A failed business pitch taught movie mogul Peter Guber to start telling purposeful stories.
Golden State Warriors co-owner Peter Guber had a lot to celebrate earlier this week as he joined the players on stage in front of adoring fans at Oakland’s Oracle Arena. The Warriors had beaten the Cavaliers in Game 5 to capture their second NBA championship in three years.
Guber, the chairman of Mandalay Entertainment, knows a great story when he sees it. “Stories have a unique power to move people’s hearts,” Guber wrote in his 2011 book, Tell to Win.
Guber tells stories in business and uses the building blocks of narrative to answer the media’s questions. One building block of great storytelling is analogy. In an interview for USA Today about signing Kevin Durant before the start of the season, Guber told the following story:
“My grandmother made great chocolate chip cookies. A couple of years later my grandmother added some walnuts, and they were really great. And then my father said he liked coconut, so he put some coconut in them. Then, someone added raisins, and it was mush.”
“So is Kevin Durant the walnuts?” the reporter asked.
“No,” Guber said. “Kevin Durant is sweetness… He’s the perfect alchemy for success. He’s a great partner, a great leader, a great contributor, a great teammate and he’s humble.”
The point: More isn’t necessarily better for team chemistry. It’s only when you have the right mix of ingredients that the magic happens.
A failed pitch taught Guber the power of storytelling.
As a movie producer, Guber knows how to tell a story on the big screen–but it took a failed business pitch to help him see the power of storytelling in other aspects of his business.
Guber vividly recalls making an unsuccessful pitch for a minor league baseball park in Las Vegas.
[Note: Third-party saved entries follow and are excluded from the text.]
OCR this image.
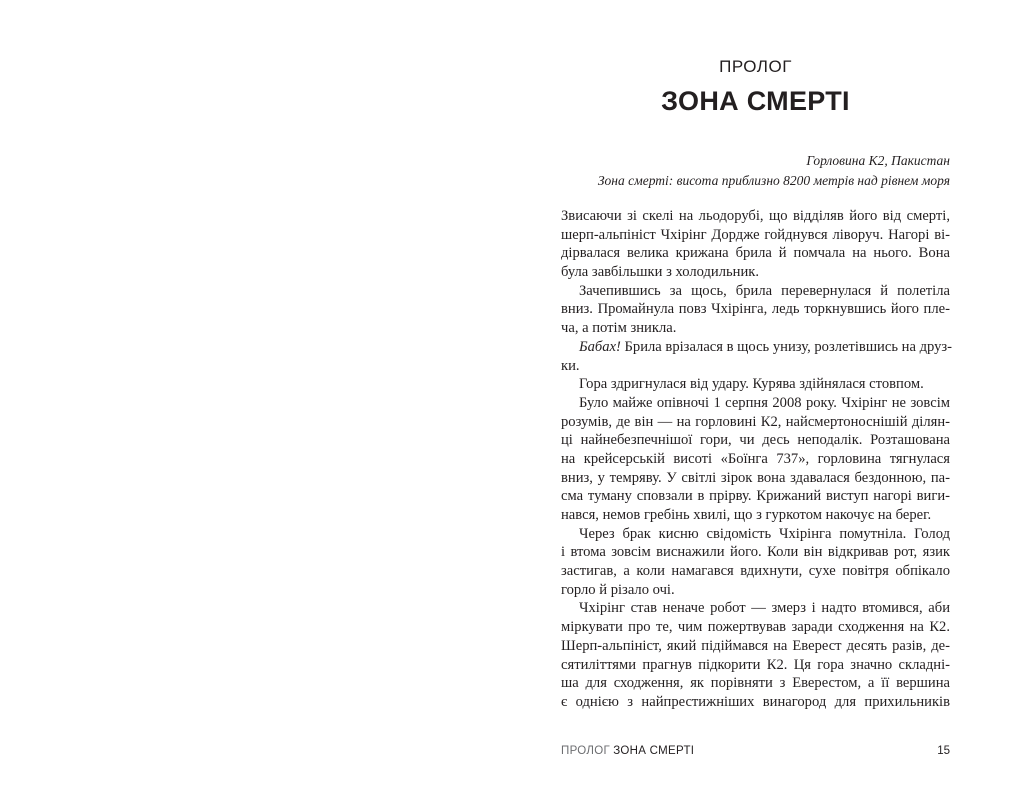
ПРОЛОГ
ЗОНА СМЕРТІ
Горловина К2, Пакистан
Зона смерті: висота приблизно 8200 метрів над рівнем моря
Звисаючи зі скелі на льодорубі, що відділяв його від смерті,
шерп-альпініст Чхірінг Дордже гойднувся ліворуч. Нагорі ві-
дірвалася велика крижана брила й помчала на нього. Вона
була завбільшки з холодильник.
Зачепившись за щось, брила перевернулася й полетіла
вниз. Промайнула повз Чхірінга, ледь торкнувшись його пле-
ча, а потім зникла.
Бабах! Брила врізалася в щось унизу, розлетівшись на друз-
ки.
Гора здригнулася від удару. Курява здійнялася стовпом.
Було майже опівночі 1 серпня 2008 року. Чхірінг не зовсім
розумів, де він — на горловині К2, найсмертоноснішій ділян-
ці найнебезпечнішої гори, чи десь неподалік. Розташована
на крейсерській висоті «Боїнга 737», горловина тягнулася
вниз, у темряву. У світлі зірок вона здавалася бездонною, па-
сма туману сповзали в прірву. Крижаний виступ нагорі виги-
нався, немов гребінь хвилі, що з гуркотом накочує на берег.
Через брак кисню свідомість Чхірінга помутніла. Голод
і втома зовсім виснажили його. Коли він відкривав рот, язик
застигав, а коли намагався вдихнути, сухе повітря обпікало
горло й різало очі.
Чхірінг став неначе робот — змерз і надто втомився, аби
міркувати про те, чим пожертвував заради сходження на К2.
Шерп-альпініст, який підіймався на Еверест десять разів, де-
сятиліттями прагнув підкорити К2. Ця гора значно складні-
ша для сходження, як порівняти з Еверестом, а її вершина
є однією з найпрестижніших винагород для прихильників
ПРОЛОГ ЗОНА СМЕРТІ	15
Entering the meeting, Guber was wildly confident–he had just financed and produced mega-hits such as Batman, Rain Man and Bugsy. Armed with “killer data,” he was sure he’d mesmerize the mayor and city council.
He struck out.
After much soul-searching Guber figured out what he had done wrong. “You forgot to tell a story, stupid!” he wrote in his book. “I’d thrown a barrage of raw facts at [mayor] Goodman–data, statistics, records, forecasts–but I didn’t organize them in any way to engage his emotions.”
Everyone in business shares one goal: to persuade someone to think or feel a certain way and to take action. Guber calls it “purposeful storytelling” and it’s the secret sauce that moves people to action.
Purposeful stories have a goal, a call to action and it’s that purpose that must be emotional. Guber misfired in his pitch because he aimed for his audience’s wallets instead of their hearts.
Aim for hearts, not wallets.
Here’s a telling passage from Guber’s book:
“To succeed, you have to persuade others to support your vision, dream, or cause. Whether you want to motivate your executives, organize your shareholders, shape your media, engage your customers, win over investors, or land a job, you have to deliver a clarion call that will get your listeners’ attention, emotionalize your goal as theirs, and move them to act in your favor. You have to reach their hearts as well as their minds–and this is just what storytelling does.”
Guber harps on the following theme over and over: If you can’t tell it, you can’t sell it. Today, he credits much of his success over a 40-year career to his ability to persuade customers, employees, shareholders, media, and partners through storytelling.
According to Guber: “Stories have a unique power to move people’s hearts, minds, feet, and wallets in the storyteller’s intended direction.”
Success leaves clues. Sports analysts will sift through the Warriors road to the championship for clues on what makes for a winning sports team. Meanwhile, Guber is offering the secret to success in business and entrepreneurship.
If you can’t tell it, you can’t sell it–and it’s best told through story.